La Commission veut la rendre obligatoire et au passage donner un gage à l'Association française des magistrats de la jeunesse qui soutient cette recommandation.
Il est clairement dit qu'il s'agit bien de juger un acte. Si elle sait faire preuve de diplomatie sinon présenter une patte de velours la Commission et ses rédacteurs ne renient pas leurs convictions : "la sanction pénale doit viser à assurer la protection effective de la société, défendre les intérêts de la victime, favoriser l'insertion ou la réinsertion du condamné et prévenir la commission de nouvelles infractions"
58° : Réforme de l'enquête officieuse.
Devenue « instruction simplifiée », elle est la procédure unique d'information devant le juge des mineurs et se déroule dans un délai de 6 mois renouvelable une fois par ordonnance spécialement motivée. En dehors de certains actes (témoin assisté, mise en examen, commission rogatoire, mandats et ordonnance de renvoi), cette procédure échappe au formalisme du code de procédure pénale.
Commentaire :
Là encore l'innovation est réduite. On qualifie de simplifiée ce qui était officieux, et c'est plutôt bien vu.
La Commission ne veut pas laisser au juge le choix, qualifié d'arbitraire, de suivre ou non la procédure officieuse qui deviendra simplifiée. En la généralisant devant le juge des enfants on "implique le parquet dans le choix procédural" qui aura préféré le juge des enfants au juge d'instruction tenu par toutes les dispositions du CPP. Encore une belle illustration du choix de camps que fait la Commission.
On veut surtout cantonner dans le temps la durée de l'instruction comme s'il ne s'agissait que d'instruire un dossier quand il s'agit de juger un jeune : il y a des cas dans lesquels il faut aller vite, il est des cas dans lesquels il est urgent de prendre du temps. On voit bien que la Commission est uniquement préoccupée de juger un fait quand il s'agit de prendre en charge un jeune.
L'avantage de la démarche suivie est de clarifier les actes qui doivent nécessairement être diligentés dans un strict respect du CPP y compris devant le juge des enfants (mise en examen, placement sous statut de témoin assisté, commissions rogatoires et mesures de coercition comme les mandats, la saisine du JLD ou le contrôle judiciaire). Ceux qui étaient inquiets sont rassurés.
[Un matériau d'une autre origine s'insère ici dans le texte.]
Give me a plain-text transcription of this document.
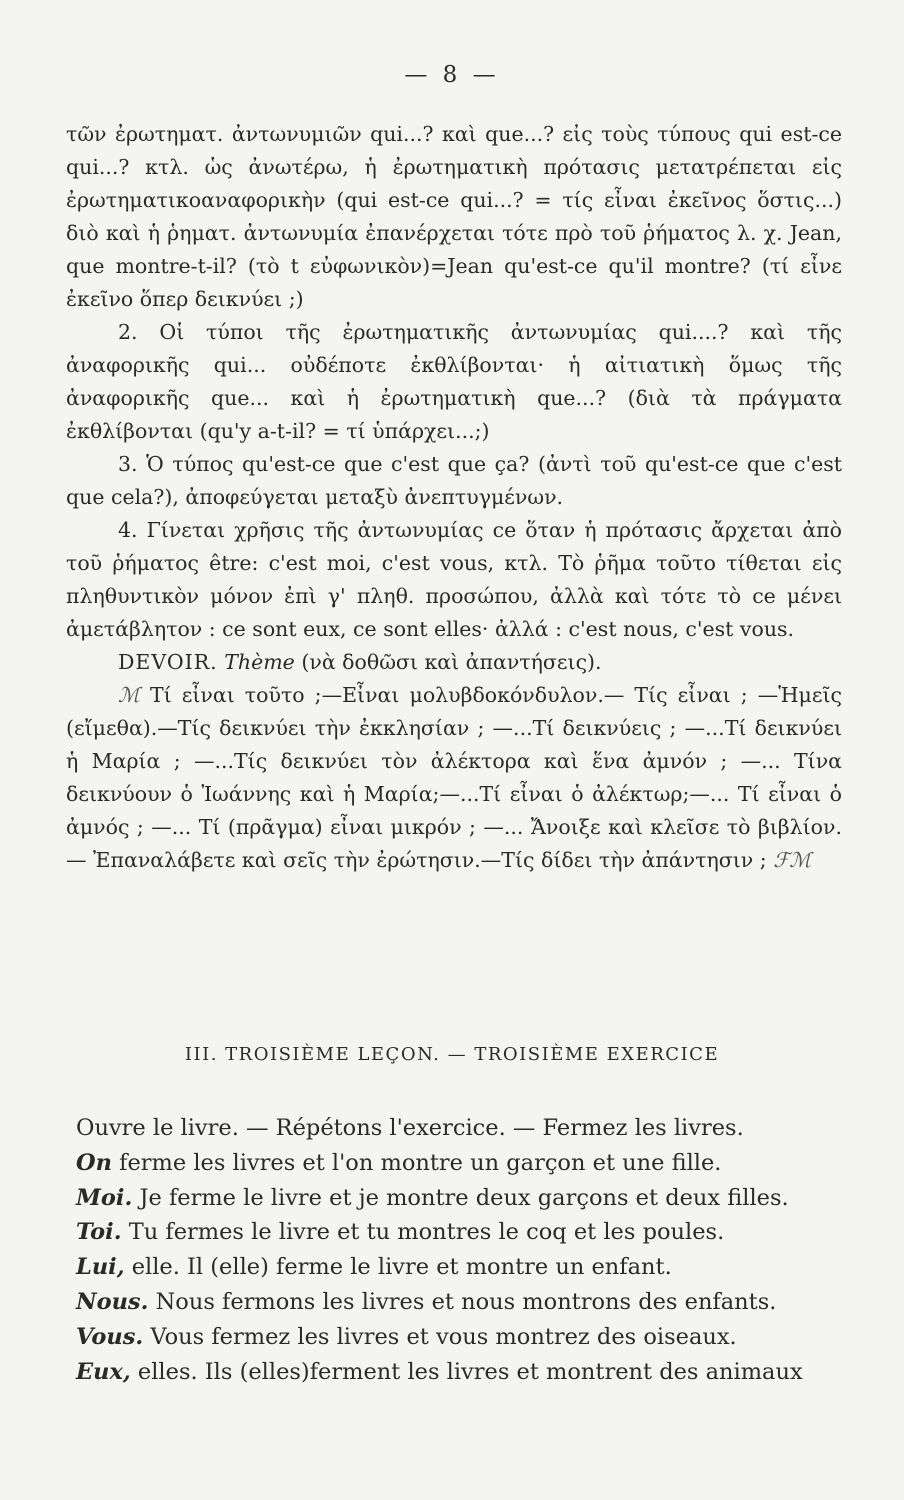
— 8 —

τῶν ἐρωτηματ. ἀντωνυμιῶν qui...? καὶ que...? εἰς τοὺς τύπους qui est-ce qui...? κτλ. ὡς ἀνωτέρω, ἡ ἐρωτηματικὴ πρότασις μετατρέπεται εἰς ἐρωτηματικοαναφορικὴν (qui est-ce qui...? = τίς εἶναι ἐκεῖνος ὅστις...) διὸ καὶ ἡ ῥηματ. ἀντωνυμία ἐπανέρχεται τότε πρὸ τοῦ ῥήματος λ. χ. Jean, que montre-t-il? (τὸ t εὐφωνικὸν)=Jean qu'est-ce qu'il montre? (τί εἶνε ἐκεῖνο ὅπερ δεικνύει ;)

2. Οἱ τύποι τῆς ἐρωτηματικῆς ἀντωνυμίας qui....? καὶ τῆς ἀναφορικῆς qui... οὐδέποτε ἐκθλίβονται· ἡ αἰτιατικὴ ὅμως τῆς ἀναφορικῆς que... καὶ ἡ ἐρωτηματικὴ que...? (διὰ τὰ πράγματα ἐκθλίβονται (qu'y a-t-il? = τί ὑπάρχει...;)

3. Ὁ τύπος qu'est-ce que c'est que ça? (ἀντὶ τοῦ qu'est-ce que c'est que cela?), ἀποφεύγεται μεταξὺ ἀνεπτυγμένων.

4. Γίνεται χρῆσις τῆς ἀντωνυμίας ce ὅταν ἡ πρότασις ἄρχεται ἀπὸ τοῦ ῥήματος être: c'est moi, c'est vous, κτλ. Τὸ ῥῆμα τοῦτο τίθεται εἰς πληθυντικὸν μόνον ἐπὶ γ' πληθ. προσώπου, ἀλλὰ καὶ τότε τὸ ce μένει ἀμετάβλητον : ce sont eux, ce sont elles· ἀλλά : c'est nous, c'est vous.

DEVOIR. Thème (νὰ δοθῶσι καὶ ἀπαντήσεις).

ℳ Τί εἶναι τοῦτο ;—Εἶναι μολυβδοκόνδυλον.— Τίς εἶναι ; —Ἡμεῖς (εἴμεθα).—Τίς δεικνύει τὴν ἐκκλησίαν ; —...Τί δεικνύεις ; —...Τί δεικνύει ἡ Μαρία ; —...Τίς δεικνύει τὸν ἀλέκτορα καὶ ἕνα ἀμνόν ; —... Τίνα δεικνύουν ὁ Ἰωάννης καὶ ἡ Μαρία;—...Τί εἶναι ὁ ἀλέκτωρ;—... Τί εἶναι ὁ ἀμνός ; —... Τί (πρᾶγμα) εἶναι μικρόν ; —... Ἄνοιξε καὶ κλεῖσε τὸ βιβλίον.— Ἐπαναλάβετε καὶ σεῖς τὴν ἐρώτησιν.—Τίς δίδει τὴν ἀπάντησιν ; ℱℳ

III. TROISIÈME LEÇON. — TROISIÈME EXERCICE

Ouvre le livre. — Répétons l'exercice. — Fermez les livres.

On ferme les livres et l'on montre un garçon et une fille.

Moi. Je ferme le livre et je montre deux garçons et deux filles.

Toi. Tu fermes le livre et tu montres le coq et les poules.

Lui, elle. Il (elle) ferme le livre et montre un enfant.

Nous. Nous fermons les livres et nous montrons des enfants.

Vous. Vous fermez les livres et vous montrez des oiseaux.

Eux, elles. Ils (elles)ferment les livres et montrent des animaux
Jusqu'ici un jeune est jugé sur ce qu'il a fait (ou pas fait) et sur ce qu'il était au moment des faits, mais encore sur ce qu'il est devenu depuis. On lui donne une chance d'évoluer. Le travail éducatif doit lui frayer la voie. Demain il ne sera plus jugé que sur les deux premiers items. Sanction assurée certes, mais nécessité éventuellement de faire du travail éducatif dans la contrainte de la décision prise et avec le projet d'aménager la peine quand jusqu'alors il pouvait avoir l'espoir de faire pression sur la décision elle-même.
On peut estimer ce débat come théorique. On se trompe. L'enjeu est bien de combattre la récidive. A quoi sert-il de condamner à une peine de prison avec sursis quelqu'un qui à fait l'effort de n'être plus délinquant en se saisissant des opportunités qui lui ont été offertes ?
Nota : contrairement à ce que qu'avance la Commission la mise en examen n'est pas obligatoire dans le cadre de la procédure officieuse actuelle. Seuls les actes coercitifs doivent impérativement répondre au CPP (mandats, saisine du JLD, contrôle judiciaire)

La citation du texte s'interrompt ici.